Nonetheless, the Department for Energy and Climate Change recently announced it is providing £7m to a new global scheme administered by the World Bank, designed to enable countries to set up their own carbon trading schemes.

The UK has also failed to live up to financial commitments to help developing countries deal with the effects of climate change. Since the industrial revolution, the UK has contributed disproportionately to the excessive build up of greenhouse gas emissions in the atmosphere, and (for better or for worse) constrained the ability of the world's poorest countries to develop along similar lines. Even if we were to discount our historical track record, the fact remains that we emit more than 9 tonnes of CO2 per capita every year, compared, for example, with just 0.3 tonnes for the average Bangladeshi.

For this reason, the UK government does acknowledge that we must shoulder the lion's share of responsibility for paying to help poor countries cope with the impacts of climate change. It pledged £1.5bn at the UN climate summit in Copenhagen in December 2009, to be paid in 2010-2012.

So one would assume this money would be forthcoming in the form of grants to developing countries. But the UK's contribution for climate adaption has been made solely through a World Bank fund, the pilot programme for climate resilience, which in turn makes loans to developing countries.
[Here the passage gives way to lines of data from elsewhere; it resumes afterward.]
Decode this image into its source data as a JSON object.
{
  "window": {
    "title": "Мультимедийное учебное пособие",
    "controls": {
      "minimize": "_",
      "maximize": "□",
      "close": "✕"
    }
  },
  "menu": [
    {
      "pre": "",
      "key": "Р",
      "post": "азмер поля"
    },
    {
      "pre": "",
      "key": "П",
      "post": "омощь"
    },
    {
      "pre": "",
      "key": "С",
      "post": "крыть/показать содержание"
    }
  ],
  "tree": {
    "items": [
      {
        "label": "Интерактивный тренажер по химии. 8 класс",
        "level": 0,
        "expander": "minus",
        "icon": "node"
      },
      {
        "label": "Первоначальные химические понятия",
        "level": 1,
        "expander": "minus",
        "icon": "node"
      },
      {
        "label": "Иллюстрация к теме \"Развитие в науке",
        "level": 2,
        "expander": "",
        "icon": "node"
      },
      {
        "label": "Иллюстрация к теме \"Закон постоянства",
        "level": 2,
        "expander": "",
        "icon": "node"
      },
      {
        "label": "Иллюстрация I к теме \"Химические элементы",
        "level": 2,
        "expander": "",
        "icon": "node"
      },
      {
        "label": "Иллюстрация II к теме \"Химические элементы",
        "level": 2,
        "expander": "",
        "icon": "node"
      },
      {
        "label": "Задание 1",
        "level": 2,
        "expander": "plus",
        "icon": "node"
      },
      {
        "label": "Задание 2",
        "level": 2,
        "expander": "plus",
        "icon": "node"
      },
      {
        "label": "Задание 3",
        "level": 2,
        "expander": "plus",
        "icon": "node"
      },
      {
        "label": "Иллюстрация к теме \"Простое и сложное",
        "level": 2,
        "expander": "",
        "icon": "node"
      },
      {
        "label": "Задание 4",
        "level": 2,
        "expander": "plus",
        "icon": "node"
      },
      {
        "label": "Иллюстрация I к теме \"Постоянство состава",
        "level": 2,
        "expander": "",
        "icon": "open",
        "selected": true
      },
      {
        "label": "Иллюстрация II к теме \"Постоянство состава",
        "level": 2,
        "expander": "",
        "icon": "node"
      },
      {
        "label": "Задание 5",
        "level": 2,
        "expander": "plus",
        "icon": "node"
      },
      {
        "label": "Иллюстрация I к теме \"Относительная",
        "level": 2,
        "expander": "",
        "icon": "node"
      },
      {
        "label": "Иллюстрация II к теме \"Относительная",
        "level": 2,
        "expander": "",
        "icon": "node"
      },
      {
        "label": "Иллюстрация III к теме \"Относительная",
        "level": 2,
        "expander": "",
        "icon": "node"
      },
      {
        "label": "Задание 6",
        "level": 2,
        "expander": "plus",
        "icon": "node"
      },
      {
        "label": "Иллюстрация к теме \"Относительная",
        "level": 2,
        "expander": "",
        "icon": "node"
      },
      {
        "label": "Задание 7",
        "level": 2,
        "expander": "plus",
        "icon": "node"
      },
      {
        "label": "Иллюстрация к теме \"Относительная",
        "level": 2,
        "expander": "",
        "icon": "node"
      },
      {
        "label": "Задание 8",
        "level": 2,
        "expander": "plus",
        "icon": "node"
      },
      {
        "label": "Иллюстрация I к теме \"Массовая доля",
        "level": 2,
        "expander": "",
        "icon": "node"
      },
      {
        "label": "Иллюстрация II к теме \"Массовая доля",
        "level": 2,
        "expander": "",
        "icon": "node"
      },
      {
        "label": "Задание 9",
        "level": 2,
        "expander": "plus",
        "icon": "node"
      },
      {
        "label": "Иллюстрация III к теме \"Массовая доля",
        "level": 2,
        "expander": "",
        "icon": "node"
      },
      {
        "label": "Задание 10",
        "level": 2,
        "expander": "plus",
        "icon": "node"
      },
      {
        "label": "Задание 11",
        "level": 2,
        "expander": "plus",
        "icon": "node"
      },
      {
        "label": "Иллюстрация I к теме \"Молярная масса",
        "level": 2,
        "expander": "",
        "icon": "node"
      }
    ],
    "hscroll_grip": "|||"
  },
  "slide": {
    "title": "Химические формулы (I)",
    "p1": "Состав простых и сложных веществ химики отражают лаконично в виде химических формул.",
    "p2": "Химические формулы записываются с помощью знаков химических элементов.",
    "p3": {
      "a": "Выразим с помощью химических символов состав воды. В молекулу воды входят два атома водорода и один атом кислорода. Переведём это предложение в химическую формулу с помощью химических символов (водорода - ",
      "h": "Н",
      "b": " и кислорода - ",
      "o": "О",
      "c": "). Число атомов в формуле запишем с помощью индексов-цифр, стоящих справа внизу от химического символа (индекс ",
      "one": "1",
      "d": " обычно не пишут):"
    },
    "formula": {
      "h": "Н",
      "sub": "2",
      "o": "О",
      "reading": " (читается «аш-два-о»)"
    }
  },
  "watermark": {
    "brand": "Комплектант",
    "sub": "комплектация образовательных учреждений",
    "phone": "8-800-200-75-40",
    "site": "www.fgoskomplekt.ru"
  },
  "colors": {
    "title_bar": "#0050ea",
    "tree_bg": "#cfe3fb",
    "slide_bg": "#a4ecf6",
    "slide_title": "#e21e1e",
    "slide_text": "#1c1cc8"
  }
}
In other words, the UK is piling further debt onto poor countries, so that they can pay for the damage wrought by our own profligate use of CO2.

Meanwhile, the UN Adaptation Fund, the source by which poor countries can most easily access grants for projects to help them cope with the devastating impacts of climate change, has yet to receive a single penny from the UK, despite significant public pressure.

So where does this take us? In keeping with its surprise push to rapidly reduce its emissions, will the UK now take progressive steps internationally? One of the few positives from the UN talks in Cancún last December was the decision to "mobilise" $100bn for a new Green Climate Fund which developing countries can access to help meet the costs of adapting to climate change and pursuing low carbon growth. Just how this works in practice is still very much up for grabs, and this is where the concern lies.

Understandably, the main beneficiaries, developing countries, want the fund to be governed democratically and backed by guaranteed public money from rich nations, so that they can't escape their pledges when times are tough. They want the fund to be flexible, and accessible for investments that won't necessarily see returns, such as sea-wall defences, as well as those with income-generating potential such as renewable energy projects.

But Britain seems to prefer the traditional World Bank model – donor-controlled, top-down, relying on private sources of funding, with income-generating potential alone.

This two-faced approach to climate change, both domestically and internationally, risks entrenching the British government firmly within the camp of the world's worst climate rogues. With the prospect for an international climate agreement already hanging in the balance at the UN summit in Durban later this year, we can ill afford the UK tipping us into a political abyss of foot-dragging, false solutions, and fake financial pledges.